Il faut également tenir compte de l'art. 11 al. 3 LACI. Selon cet article, une perte de travail n'est pas imputable à la durée pour laquelle le chômeur a droit à un salaire ou à des indemnités en raison d'une résiliation anticipée des rapports de travail. Des prestations volontaires de l'employeur allant au-delà peuvent entraîner une perte de travail non imputable.

Conséquences juridiques en cas d’irrecevabilité

On ne connaît pas encore les conséquences juridiques lorsqu’un contrat de résiliation s’avère irrecevable. Le Tribunal fédéral a, dans plusieurs de ses décisions, prononcé la nullité de telles conventions, rendant ainsi ces dernières sans effets, et n’a pas mis fin aux rapports de travail. Cela a pour conséquences désagréables que les parties se retrouvent au point de départ… à savoir au même point que lorsqu’elles n’avaient pas conclu de conventions de cessation de contrat.  

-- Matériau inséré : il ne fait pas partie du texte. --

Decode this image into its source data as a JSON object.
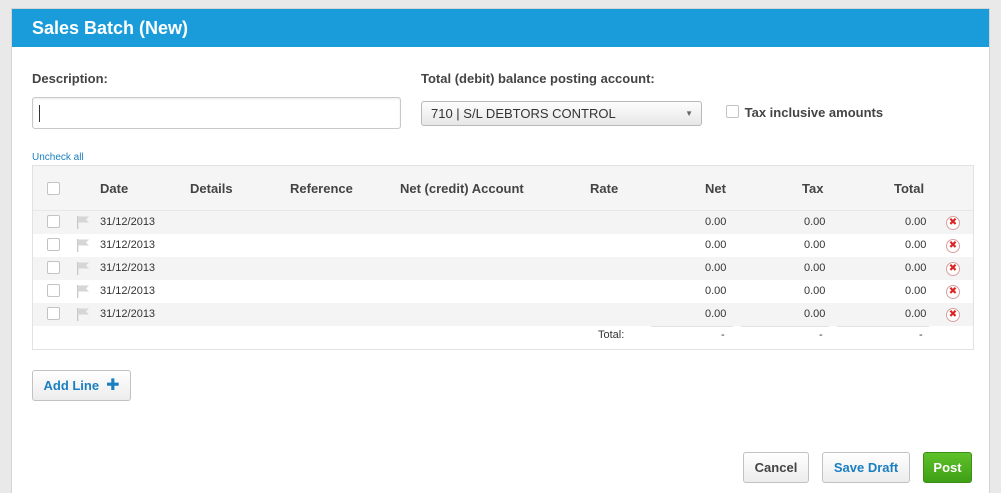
{
  "header": {
    "title": "Sales Batch (New)"
  },
  "form": {
    "description_label": "Description:",
    "description_value": "",
    "posting_account_label": "Total (debit) balance posting account:",
    "posting_account_value": "710 | S/L DEBTORS CONTROL",
    "tax_inclusive_label": "Tax inclusive amounts",
    "tax_inclusive_checked": false
  },
  "grid": {
    "uncheck_all": "Uncheck all",
    "columns": [
      "Date",
      "Details",
      "Reference",
      "Net (credit) Account",
      "Rate",
      "Net",
      "Tax",
      "Total"
    ],
    "rows": [
      {
        "date": "31/12/2013",
        "details": "",
        "reference": "",
        "account": "",
        "rate": "",
        "net": "0.00",
        "tax": "0.00",
        "total": "0.00"
      },
      {
        "date": "31/12/2013",
        "details": "",
        "reference": "",
        "account": "",
        "rate": "",
        "net": "0.00",
        "tax": "0.00",
        "total": "0.00"
      },
      {
        "date": "31/12/2013",
        "details": "",
        "reference": "",
        "account": "",
        "rate": "",
        "net": "0.00",
        "tax": "0.00",
        "total": "0.00"
      },
      {
        "date": "31/12/2013",
        "details": "",
        "reference": "",
        "account": "",
        "rate": "",
        "net": "0.00",
        "tax": "0.00",
        "total": "0.00"
      },
      {
        "date": "31/12/2013",
        "details": "",
        "reference": "",
        "account": "",
        "rate": "",
        "net": "0.00",
        "tax": "0.00",
        "total": "0.00"
      }
    ],
    "totals": {
      "label": "Total:",
      "net": "-",
      "tax": "-",
      "total": "-"
    }
  },
  "buttons": {
    "add_line": "Add Line",
    "cancel": "Cancel",
    "save_draft": "Save Draft",
    "post": "Post"
  },
  "colors": {
    "header": "#1a9bda",
    "post": "#4caf1f",
    "link": "#1a7fc1"
  }
}
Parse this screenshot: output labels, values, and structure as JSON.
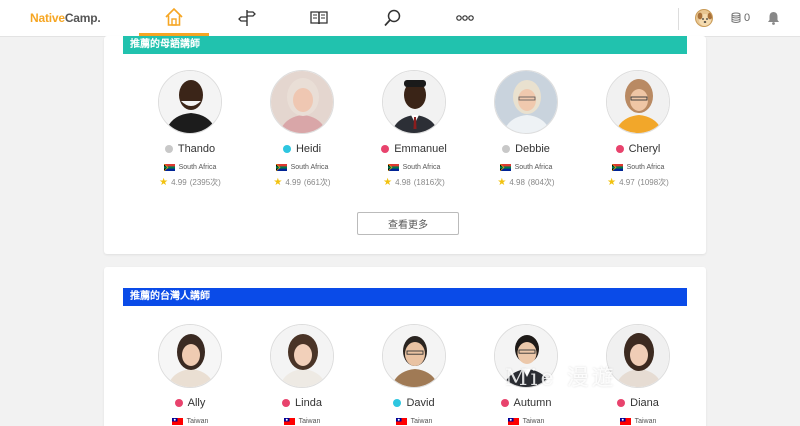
{
  "brand": {
    "part1": "Native",
    "part2": "Camp."
  },
  "nav": {
    "items": [
      {
        "icon": "home-icon",
        "active": true
      },
      {
        "icon": "signpost-icon",
        "active": false
      },
      {
        "icon": "book-icon",
        "active": false
      },
      {
        "icon": "search-icon",
        "active": false
      },
      {
        "icon": "more-icon",
        "active": false
      }
    ],
    "coins": "0"
  },
  "section1": {
    "title": "推薦的母語講師",
    "color": "#21c2ae",
    "more_label": "查看更多",
    "teachers": [
      {
        "name": "Thando",
        "status": "#c8c8c8",
        "country": "South Africa",
        "rating": "4.99",
        "reviews": "(2395次)"
      },
      {
        "name": "Heidi",
        "status": "#2ec6e0",
        "country": "South Africa",
        "rating": "4.99",
        "reviews": "(661次)"
      },
      {
        "name": "Emmanuel",
        "status": "#e8436d",
        "country": "South Africa",
        "rating": "4.98",
        "reviews": "(1816次)"
      },
      {
        "name": "Debbie",
        "status": "#c8c8c8",
        "country": "South Africa",
        "rating": "4.98",
        "reviews": "(804次)"
      },
      {
        "name": "Cheryl",
        "status": "#e8436d",
        "country": "South Africa",
        "rating": "4.97",
        "reviews": "(1098次)"
      }
    ]
  },
  "section2": {
    "title": "推薦的台灣人講師",
    "color": "#0a4be8",
    "teachers": [
      {
        "name": "Ally",
        "status": "#e8436d",
        "country": "Taiwan"
      },
      {
        "name": "Linda",
        "status": "#e8436d",
        "country": "Taiwan"
      },
      {
        "name": "David",
        "status": "#2ec6e0",
        "country": "Taiwan"
      },
      {
        "name": "Autumn",
        "status": "#e8436d",
        "country": "Taiwan"
      },
      {
        "name": "Diana",
        "status": "#e8436d",
        "country": "Taiwan"
      }
    ]
  },
  "watermark": "Mie 漫遊"
}
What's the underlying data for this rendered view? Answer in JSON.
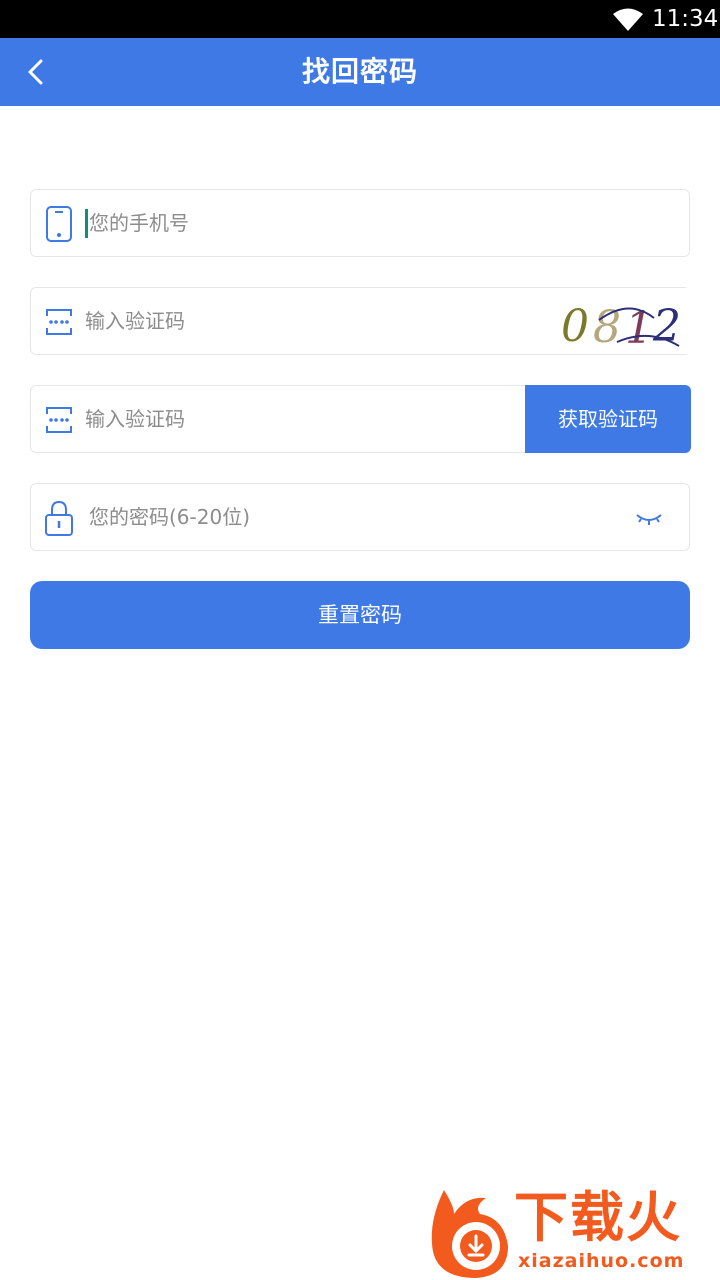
{
  "status_bar": {
    "time": "11:34"
  },
  "header": {
    "title": "找回密码"
  },
  "form": {
    "phone_placeholder": "您的手机号",
    "captcha_placeholder": "输入验证码",
    "sms_code_placeholder": "输入验证码",
    "sms_button_label": "获取验证码",
    "password_placeholder": "您的密码(6-20位)",
    "submit_label": "重置密码"
  },
  "captcha_image": {
    "text": "0812"
  },
  "watermark": {
    "title": "下载火",
    "subtitle": "xiazaihuo.com"
  },
  "colors": {
    "brand": "#3e79e5",
    "icon": "#3e79e5",
    "watermark": "#f25a1e"
  }
}
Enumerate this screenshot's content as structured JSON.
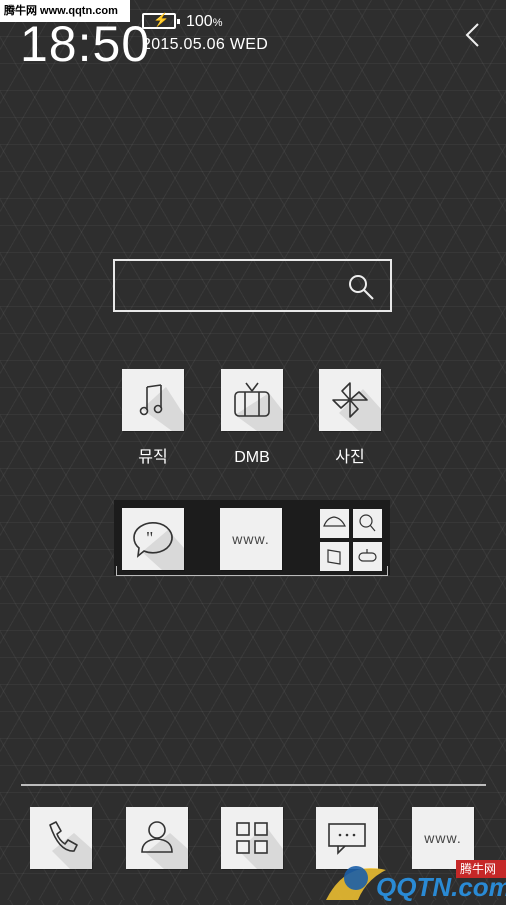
{
  "status": {
    "watermark": "腾牛网 www.qqtn.com",
    "time": "18:50",
    "battery_percent": "100",
    "battery_unit": "%",
    "date": "2015.05.06  WED"
  },
  "apps": [
    {
      "label": "뮤직",
      "icon": "music-note-icon"
    },
    {
      "label": "DMB",
      "icon": "tv-icon"
    },
    {
      "label": "사진",
      "icon": "pinwheel-icon"
    }
  ],
  "folder": {
    "items": [
      "quote-chat-icon",
      "www-browser-icon"
    ],
    "browser_text": "www.",
    "mini_icons": [
      "cloud-icon",
      "search-person-icon",
      "memo-icon",
      "gamepad-icon"
    ]
  },
  "dock": {
    "items": [
      "phone-icon",
      "contacts-icon",
      "apps-grid-icon",
      "messages-icon",
      "browser-icon"
    ],
    "browser_text": "www."
  },
  "watermark_bottom": {
    "brand": "腾牛网",
    "site": "QQTN.com"
  }
}
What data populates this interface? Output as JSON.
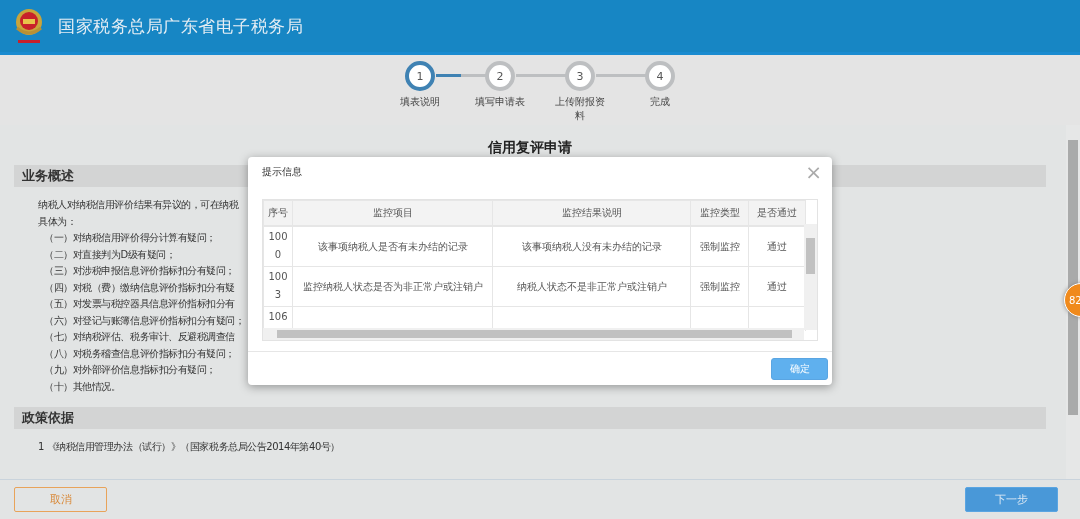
{
  "header": {
    "title": "国家税务总局广东省电子税务局"
  },
  "steps": [
    {
      "number": "1",
      "label": "填表说明",
      "current": true
    },
    {
      "number": "2",
      "label": "填写申请表",
      "current": false
    },
    {
      "number": "3",
      "label": "上传附报资料",
      "current": false
    },
    {
      "number": "4",
      "label": "完成",
      "current": false
    }
  ],
  "page": {
    "title": "信用复评申请",
    "sections": [
      {
        "heading": "业务概述",
        "lines": [
          {
            "kind": "para",
            "text": "纳税人对纳税信用评价结果有异议的，可在纳税"
          },
          {
            "kind": "para",
            "text": "具体为："
          },
          {
            "kind": "item",
            "text": "（一）对纳税信用评价得分计算有疑问；"
          },
          {
            "kind": "item",
            "text": "（二）对直接判为D级有疑问；"
          },
          {
            "kind": "item",
            "text": "（三）对涉税申报信息评价指标扣分有疑问；"
          },
          {
            "kind": "item",
            "text": "（四）对税（费）缴纳信息评价指标扣分有疑"
          },
          {
            "kind": "item",
            "text": "（五）对发票与税控器具信息评价指标扣分有"
          },
          {
            "kind": "item",
            "text": "（六）对登记与账簿信息评价指标扣分有疑问；"
          },
          {
            "kind": "item",
            "text": "（七）对纳税评估、税务审计、反避税调查信"
          },
          {
            "kind": "item",
            "text": "（八）对税务稽查信息评价指标扣分有疑问；"
          },
          {
            "kind": "item",
            "text": "（九）对外部评价信息指标扣分有疑问；"
          },
          {
            "kind": "item",
            "text": "（十）其他情况。"
          }
        ]
      },
      {
        "heading": "政策依据",
        "lines": [
          {
            "kind": "para",
            "text": "1 《纳税信用管理办法（试行）》（国家税务总局公告2014年第40号）"
          }
        ]
      }
    ]
  },
  "badge": {
    "text": "82"
  },
  "dialog": {
    "title": "提示信息",
    "close": "×",
    "table": {
      "columns": [
        "序号",
        "监控项目",
        "监控结果说明",
        "监控类型",
        "是否通过"
      ],
      "rows": [
        [
          "1000",
          "该事项纳税人是否有未办结的记录",
          "该事项纳税人没有未办结的记录",
          "强制监控",
          "通过"
        ],
        [
          "1003",
          "监控纳税人状态是否为非正常户或注销户",
          "纳税人状态不是非正常户或注销户",
          "强制监控",
          "通过"
        ],
        [
          "106"
        ]
      ]
    },
    "button": "确定"
  },
  "footer": {
    "cancel": "取消",
    "next": "下一步"
  }
}
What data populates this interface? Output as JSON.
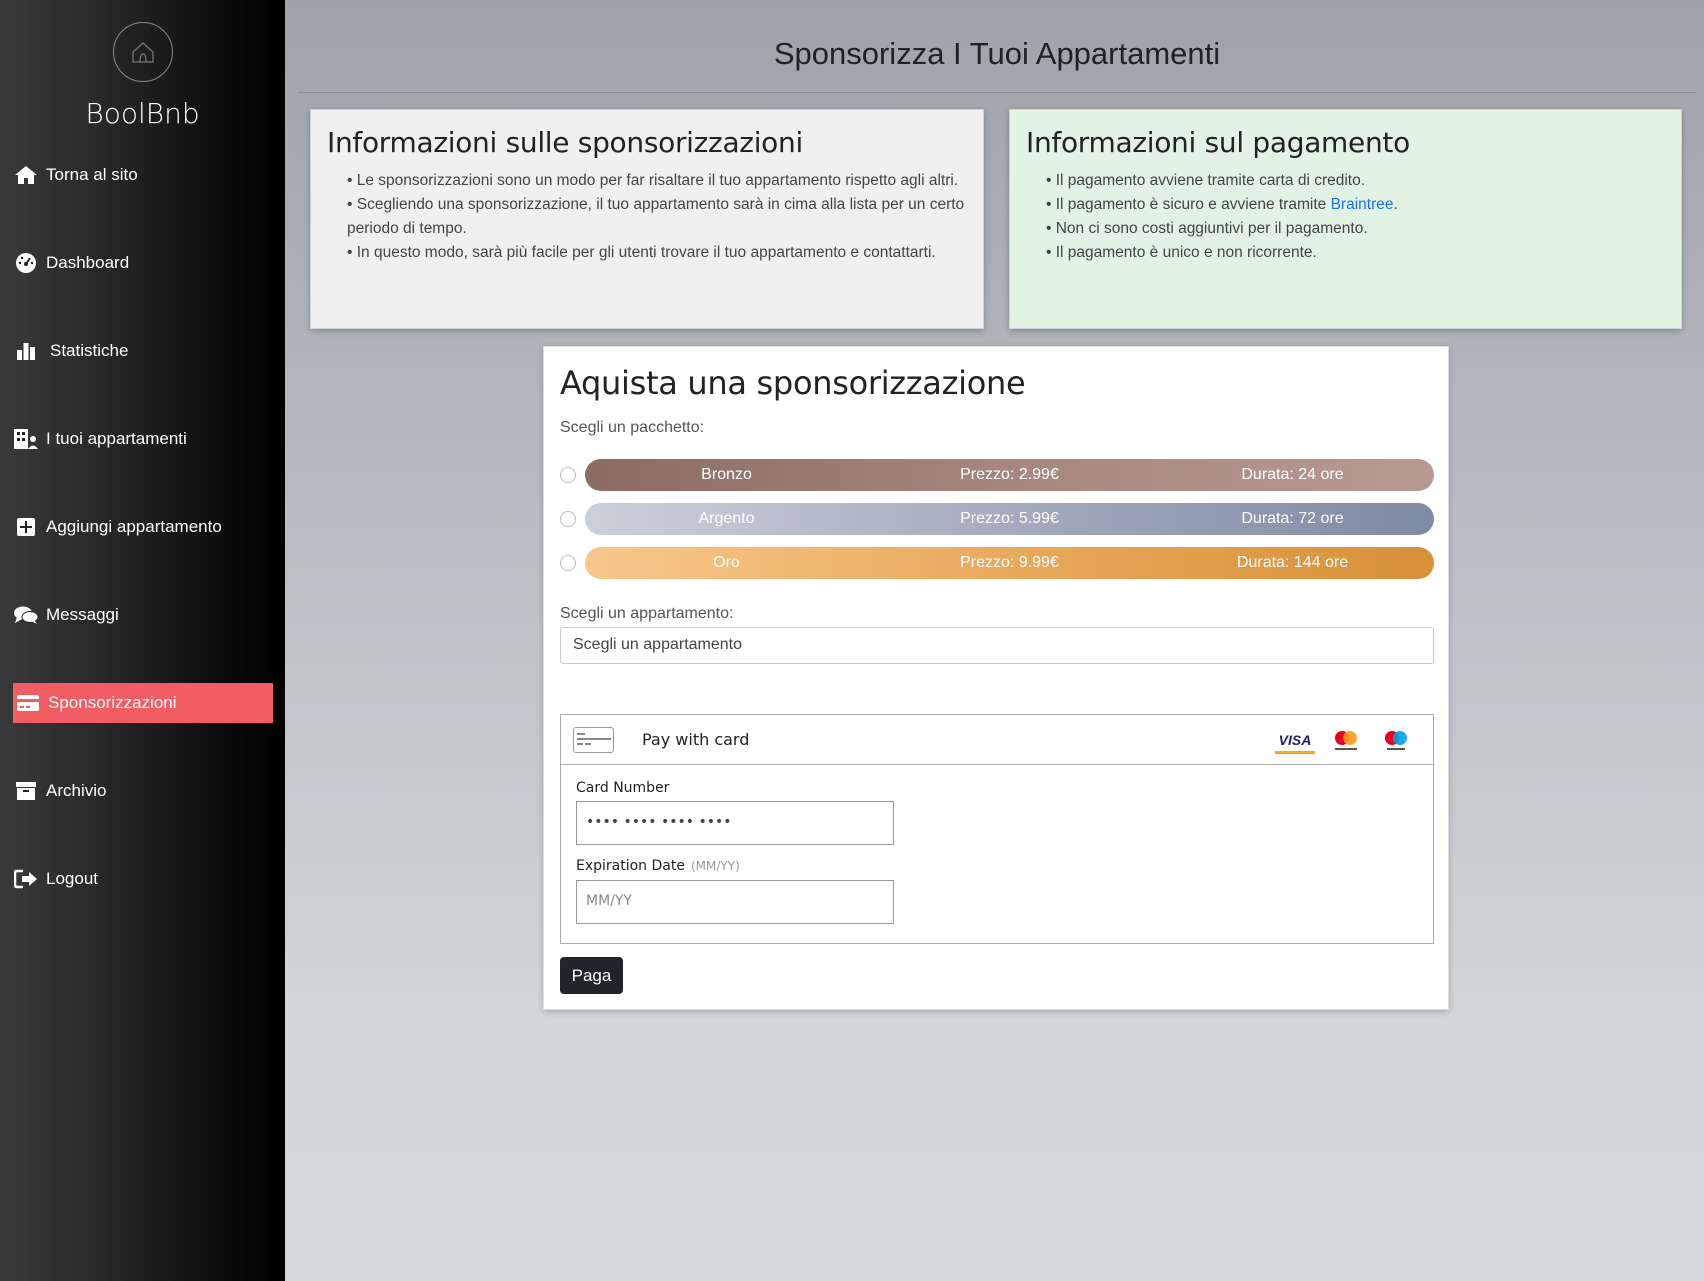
{
  "sidebar": {
    "brand": "BoolBnb",
    "items": [
      {
        "label": "Torna al sito",
        "icon": "home-icon"
      },
      {
        "label": "Dashboard",
        "icon": "gauge-icon"
      },
      {
        "label": "Statistiche",
        "icon": "bar-chart-icon"
      },
      {
        "label": "I tuoi appartamenti",
        "icon": "building-icon"
      },
      {
        "label": "Aggiungi appartamento",
        "icon": "plus-square-icon"
      },
      {
        "label": "Messaggi",
        "icon": "comments-icon"
      },
      {
        "label": "Sponsorizzazioni",
        "icon": "credit-card-icon",
        "active": true
      },
      {
        "label": "Archivio",
        "icon": "archive-icon"
      },
      {
        "label": "Logout",
        "icon": "logout-icon"
      }
    ],
    "active_color": "#f25c63"
  },
  "main": {
    "title": "Sponsorizza I Tuoi Appartamenti",
    "info_sponsor": {
      "title": "Informazioni sulle sponsorizzazioni",
      "points": [
        "• Le sponsorizzazioni sono un modo per far risaltare il tuo appartamento rispetto agli altri.",
        "• Scegliendo una sponsorizzazione, il tuo appartamento sarà in cima alla lista per un certo periodo di tempo.",
        "• In questo modo, sarà più facile per gli utenti trovare il tuo appartamento e contattarti."
      ]
    },
    "info_payment": {
      "title": "Informazioni sul pagamento",
      "points": [
        "• Il pagamento avviene tramite carta di credito.",
        "• Il pagamento è sicuro e avviene tramite ",
        "• Non ci sono costi aggiuntivi per il pagamento.",
        "• Il pagamento è unico e non ricorrente."
      ],
      "link_text": "Braintree",
      "link_suffix": "."
    },
    "buy": {
      "title": "Aquista una sponsorizzazione",
      "package_label": "Scegli un pacchetto:",
      "packages": [
        {
          "name": "Bronzo",
          "price": "Prezzo: 2.99€",
          "duration": "Durata: 24 ore"
        },
        {
          "name": "Argento",
          "price": "Prezzo: 5.99€",
          "duration": "Durata: 72 ore"
        },
        {
          "name": "Oro",
          "price": "Prezzo: 9.99€",
          "duration": "Durata: 144 ore"
        }
      ],
      "apartment_label": "Scegli un appartamento:",
      "apartment_select": "Scegli un appartamento",
      "payment": {
        "header": "Pay with card",
        "card_number_label": "Card Number",
        "card_number_value": "•••• •••• •••• ••••",
        "expiration_label": "Expiration Date",
        "expiration_hint": "(MM/YY)",
        "expiration_placeholder": "MM/YY",
        "brands": [
          "VISA",
          "mastercard",
          "maestro"
        ]
      },
      "submit": "Paga"
    }
  }
}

On admet qu’il y a en partie fin des rapports de travail même lorsque certaines prétentions légales ont été contournées. Dans ce cas, on part du principe, en cas de convention de cessation de contrat non conforme au droit, que la fin des rapports de travail est néanmoins voulue. Dès lors, il ne s’agit plus de contester la fin des rapports de travail mais seulement de se mettre d’accord sur les effets accessoires. Par conséquent, s’il s’avère qu’il y a eu fraude à la loi, il suffit simplement d’appliquer la disposition légale qui s’impose en la matière.

Il est dès lors judicieux de conclure des conventions de cessation de contrat avec soin afin que celles-ci tiennent bon en cas d’éventuelle procédure judiciaire et qu’elles garantissent aussi, dans les faits, la sécurité juridique à laquelle on aspire.